JWT vs Sessions: Making the Right Choice
November 4, 2025 · 5 min read
Every time authentication comes up in a tech discussion, someone says "just use JWTs." Someone else says "sessions are more secure." Both camps have real points, and choosing the wrong one for your use case will create problems that are annoying to fix later.
Here's how I think about it—informed by building AegisAuth, a modular authentication platform designed to support both.
The Core Tradeoff
Session-based auth stores state on the server. When a user logs in, you create a session record in your database (or Redis), generate a random session ID, and send that ID to the client as a cookie. Every request carries the cookie. Your server looks up the session, verifies it, and grants or denies access. The server is the source of truth.
JWT-based auth stores state in the token. When a user logs in, you generate a signed token containing claims (user ID, roles, expiry). The server doesn't store anything. Every request carries the token. Your server verifies the signature and trusts the claims. The token is the source of truth.
When Sessions Win
Sessions are the right default for traditional web apps — anything with server-rendered pages, a single persistent backend, and users who log in expecting sessions to end when they log out.

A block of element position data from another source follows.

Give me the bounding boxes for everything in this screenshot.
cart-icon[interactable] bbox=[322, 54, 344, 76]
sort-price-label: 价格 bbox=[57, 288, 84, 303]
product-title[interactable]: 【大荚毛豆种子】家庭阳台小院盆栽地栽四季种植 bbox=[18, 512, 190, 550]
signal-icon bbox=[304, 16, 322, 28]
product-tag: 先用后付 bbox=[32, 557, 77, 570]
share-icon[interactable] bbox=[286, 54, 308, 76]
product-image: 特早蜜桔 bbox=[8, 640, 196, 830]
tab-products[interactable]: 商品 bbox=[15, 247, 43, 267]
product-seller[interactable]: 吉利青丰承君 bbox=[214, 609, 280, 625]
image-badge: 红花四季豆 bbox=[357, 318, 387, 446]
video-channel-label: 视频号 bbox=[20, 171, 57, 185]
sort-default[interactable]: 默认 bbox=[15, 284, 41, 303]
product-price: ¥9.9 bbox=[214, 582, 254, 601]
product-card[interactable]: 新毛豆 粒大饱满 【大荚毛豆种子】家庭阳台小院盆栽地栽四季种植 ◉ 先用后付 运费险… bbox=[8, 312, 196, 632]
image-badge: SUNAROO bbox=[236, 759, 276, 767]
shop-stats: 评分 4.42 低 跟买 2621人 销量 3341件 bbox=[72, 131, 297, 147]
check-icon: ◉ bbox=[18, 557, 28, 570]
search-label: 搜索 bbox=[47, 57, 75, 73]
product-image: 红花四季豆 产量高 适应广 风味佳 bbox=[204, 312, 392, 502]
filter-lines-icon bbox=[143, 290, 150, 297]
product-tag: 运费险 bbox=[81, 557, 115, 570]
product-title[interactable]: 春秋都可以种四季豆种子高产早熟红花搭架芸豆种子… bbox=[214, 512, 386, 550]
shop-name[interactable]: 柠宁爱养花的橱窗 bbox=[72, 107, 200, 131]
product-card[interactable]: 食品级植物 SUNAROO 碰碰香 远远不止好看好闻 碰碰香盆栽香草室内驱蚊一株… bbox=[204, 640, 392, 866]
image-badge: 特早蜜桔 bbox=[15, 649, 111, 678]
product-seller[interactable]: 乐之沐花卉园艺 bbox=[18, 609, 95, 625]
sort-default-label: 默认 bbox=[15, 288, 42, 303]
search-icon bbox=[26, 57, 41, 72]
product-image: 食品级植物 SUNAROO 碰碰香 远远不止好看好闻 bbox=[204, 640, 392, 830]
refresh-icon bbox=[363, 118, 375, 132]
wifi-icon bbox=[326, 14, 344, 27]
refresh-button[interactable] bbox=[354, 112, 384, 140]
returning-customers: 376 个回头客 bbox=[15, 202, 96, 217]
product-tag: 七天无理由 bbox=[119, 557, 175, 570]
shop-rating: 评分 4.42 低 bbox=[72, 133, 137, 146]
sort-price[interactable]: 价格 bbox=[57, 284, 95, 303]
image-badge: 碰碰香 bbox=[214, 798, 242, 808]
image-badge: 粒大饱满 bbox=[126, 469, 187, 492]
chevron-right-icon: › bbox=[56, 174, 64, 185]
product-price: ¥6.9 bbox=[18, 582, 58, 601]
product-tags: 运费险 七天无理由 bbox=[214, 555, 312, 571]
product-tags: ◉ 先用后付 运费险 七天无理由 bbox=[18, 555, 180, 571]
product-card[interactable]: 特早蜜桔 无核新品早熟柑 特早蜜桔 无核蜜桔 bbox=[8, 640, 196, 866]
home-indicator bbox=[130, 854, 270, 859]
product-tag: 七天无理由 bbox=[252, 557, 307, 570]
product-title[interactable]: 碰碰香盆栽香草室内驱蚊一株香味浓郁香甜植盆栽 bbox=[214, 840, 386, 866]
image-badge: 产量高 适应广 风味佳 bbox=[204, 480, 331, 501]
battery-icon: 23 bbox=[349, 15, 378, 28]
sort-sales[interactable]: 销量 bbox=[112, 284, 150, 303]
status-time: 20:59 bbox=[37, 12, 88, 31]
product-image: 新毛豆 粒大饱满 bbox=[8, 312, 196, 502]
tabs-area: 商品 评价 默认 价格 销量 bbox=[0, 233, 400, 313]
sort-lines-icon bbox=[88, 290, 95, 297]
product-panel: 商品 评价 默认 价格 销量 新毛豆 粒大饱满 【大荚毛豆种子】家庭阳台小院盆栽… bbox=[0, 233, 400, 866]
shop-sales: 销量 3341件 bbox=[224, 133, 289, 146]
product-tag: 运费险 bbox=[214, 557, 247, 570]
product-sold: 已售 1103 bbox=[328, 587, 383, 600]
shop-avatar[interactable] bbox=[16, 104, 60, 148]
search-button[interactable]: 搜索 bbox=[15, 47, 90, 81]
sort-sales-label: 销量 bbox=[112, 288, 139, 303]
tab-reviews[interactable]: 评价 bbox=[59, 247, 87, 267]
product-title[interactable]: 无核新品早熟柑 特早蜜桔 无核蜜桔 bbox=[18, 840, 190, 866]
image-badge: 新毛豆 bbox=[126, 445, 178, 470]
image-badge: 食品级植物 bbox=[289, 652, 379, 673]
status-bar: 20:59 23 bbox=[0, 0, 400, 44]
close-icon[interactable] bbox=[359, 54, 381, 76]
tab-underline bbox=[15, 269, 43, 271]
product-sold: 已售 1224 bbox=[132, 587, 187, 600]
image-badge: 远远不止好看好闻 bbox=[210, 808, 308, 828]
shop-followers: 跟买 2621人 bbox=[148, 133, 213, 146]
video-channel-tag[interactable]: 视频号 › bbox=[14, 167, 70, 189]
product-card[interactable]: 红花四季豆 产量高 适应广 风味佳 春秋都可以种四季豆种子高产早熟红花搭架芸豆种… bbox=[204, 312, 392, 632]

The killer feature of sessions is instant revocation. Ban a user? Delete the session row. Token compromised? Invalidate immediately. With JWTs, you can't un-sign a token that's already been issued. If a JWT with a 24-hour expiry gets stolen, that token is valid for 24 hours unless you implement a blocklist — which is stateful, which defeats part of the point.
When JWTs Win
JWTs shine in stateless, distributed systems. If your API is consumed by a mobile app, a third-party client, or multiple backend services that don't share a session store, passing a self-contained signed token is much simpler than requiring every service to hit a central session database.
Microservices are the other strong case. Service A can verify a JWT from Service B without making a network call — it just checks the signature. This reduces latency and removes the session store as a single point of failure.
The Tradeoffs Nobody Mentions
Token size. A session ID is typically 32 bytes. A JWT with a few claims is typically 300–500 bytes. At scale, this adds up in headers on every request.
Clock skew. JWT expiry is time-based. If your server's clock is even slightly wrong, tokens expire at the wrong time. This is rare but has caused real production incidents.
Logout UX with JWTs is harder than it looks. You either implement a blocklist (stateful again), use short expiry with refresh tokens, or accept that "logout" just clears the client-side token — with the server still accepting it until it expires. Most apps do option 3 and quietly hope nobody notices.
How AegisAuth Handles Both
AegisAuth is designed as a drop-in auth service that supports both strategies behind a unified interface. The consuming application doesn't need to handle session storage or token signing — it sends a credential, receives an opaque session handle or a JWT, and uses whichever the strategy is configured for.
The design principle: the auth strategy should be swappable without the application layer knowing. You start with sessions, switch to JWT when you go multi-service, and the integration code doesn't change.
The Practical Answer
Use sessions by default for web apps. Add JWTs when you have a genuine distributed systems requirement — not because they sound more modern. And whatever you do, don't store sensitive data in the JWT payload. It's signed, not encrypted.